Researchers from the Center for Social Media and Politics at New York University found that there was a significant increase in election fraud YouTube videos shared on Twitter shortly after the November 3 election. In November, those videos consistently accounted for nearly one-third of all election-related video shares on Twitter. Top YouTube channels about election fraud shared on Twitter that month came from sources that had promoted election misinformation in the past, such as Project Veritas, Right Side Broadcasting Network and One America News Network.
But after December 8, the proportion of election fraud claims shared on Twitter dropped sharply. That day YouTube said it would remove videos that promoted the unfounded theory that widespread errors and fraud changed the outcome of the presidential election. By December 21, for the first time since the election, the proportion of election fraud content from YouTube shared on Twitter had dropped to less than 20 percent.
The ratio fell further after January 7, when YouTube announced that any channel that violated its election misinformation policy would receive a “strike” and channels that received three strikes in a 90-day period would be punished. will be permanently deleted. By Inauguration Day, the ratio was around 5 per cent.
This trend was replicated on Facebook. A post-poll surge in sharing videos containing fraud theories hit nearly 18 percent of all videos on Facebook just before December 8. After YouTube introduced its stricter policies, the ratio declined sharply, before increasing slightly before January 6. Riot in the Capitol. After the new policies came into force on 7 January, the ratio fell again to 4 per cent by Inauguration Day.

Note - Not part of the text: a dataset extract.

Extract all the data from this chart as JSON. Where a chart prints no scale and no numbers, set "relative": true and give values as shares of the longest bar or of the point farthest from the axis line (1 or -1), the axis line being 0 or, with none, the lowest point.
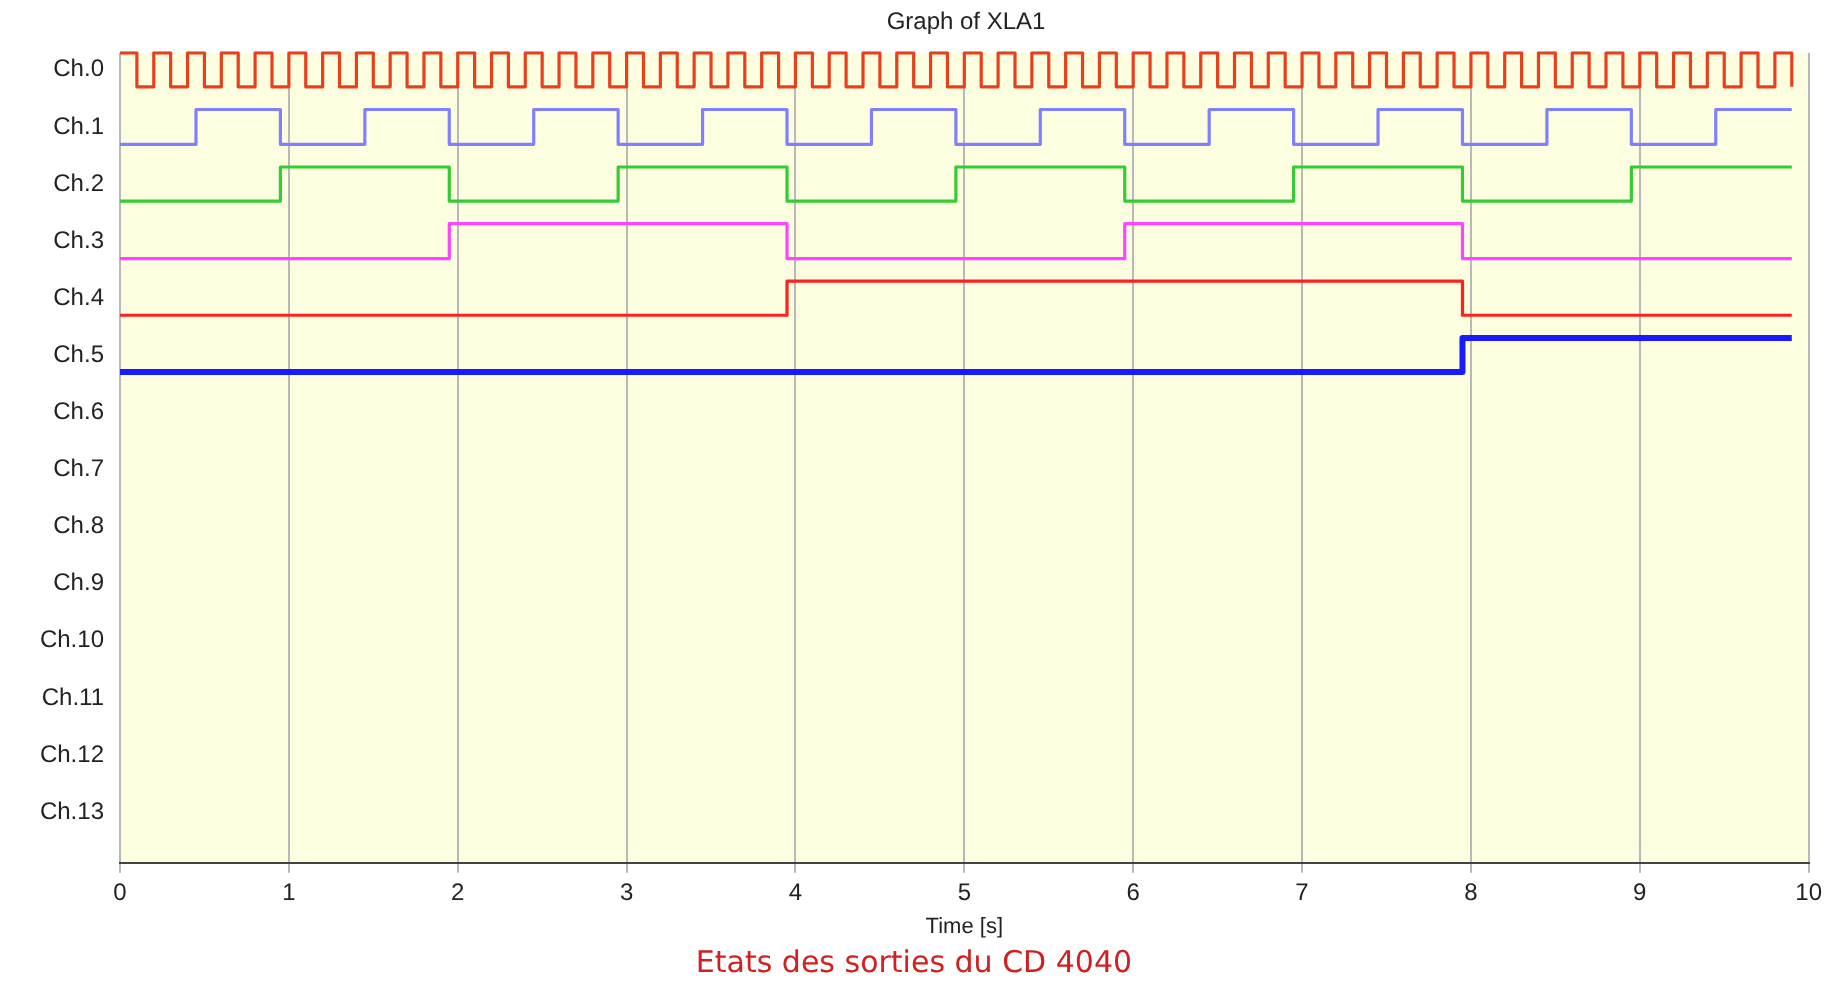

To reach their conclusions, the researchers collected a random sample of 10 percent of all tweets each day. He then singled out the tweets that were linked to the YouTube video. They did the same for YouTube links on Facebook using CrowdTangle, a Facebook-owned social media analytics tool.
From this large data set, the researchers filtered for YouTube videos broadly about the election, as well as election fraud, using a set of keywords such as “stop the steel” and “sharpgate”. This helped the researchers get an idea of the volume of YouTube videos about election fraud over time and how that volume shifted in late 2020 and early 2021.
In recent years there has been a proliferation of misinformation on major social networks. YouTube in particular has lagged behind other platforms in cracking down on various types of misinformation, often weeks or months after Facebook and Twitter announced stricter policies. In recent weeks, however, YouTube has tightened its policies, such as banning all antivaccine misinformation and suspending the accounts of prominent antivaccine activists, including Joseph Mercola and Robert F.
Megan Brown, a research scientist at the NYU Center for Social Media and Politics, said it’s possible that after YouTube banned content, people could no longer share videos promoting election fraud. It is also possible that interest in electoral fraud theories may have diminished significantly after states have certified their election results.
But the bottom line is, Ms. Brown said, “we know that these platforms are deeply intertwined.” He pointed out that YouTube has been identified as one of the most shared domains on other platforms, including both Facebook’s recently released content report and NYU’s own research.
“It’s a big part of the information ecosystem,” said Ms. Brown, “so when YouTube’s platform gets healthier, so do others.”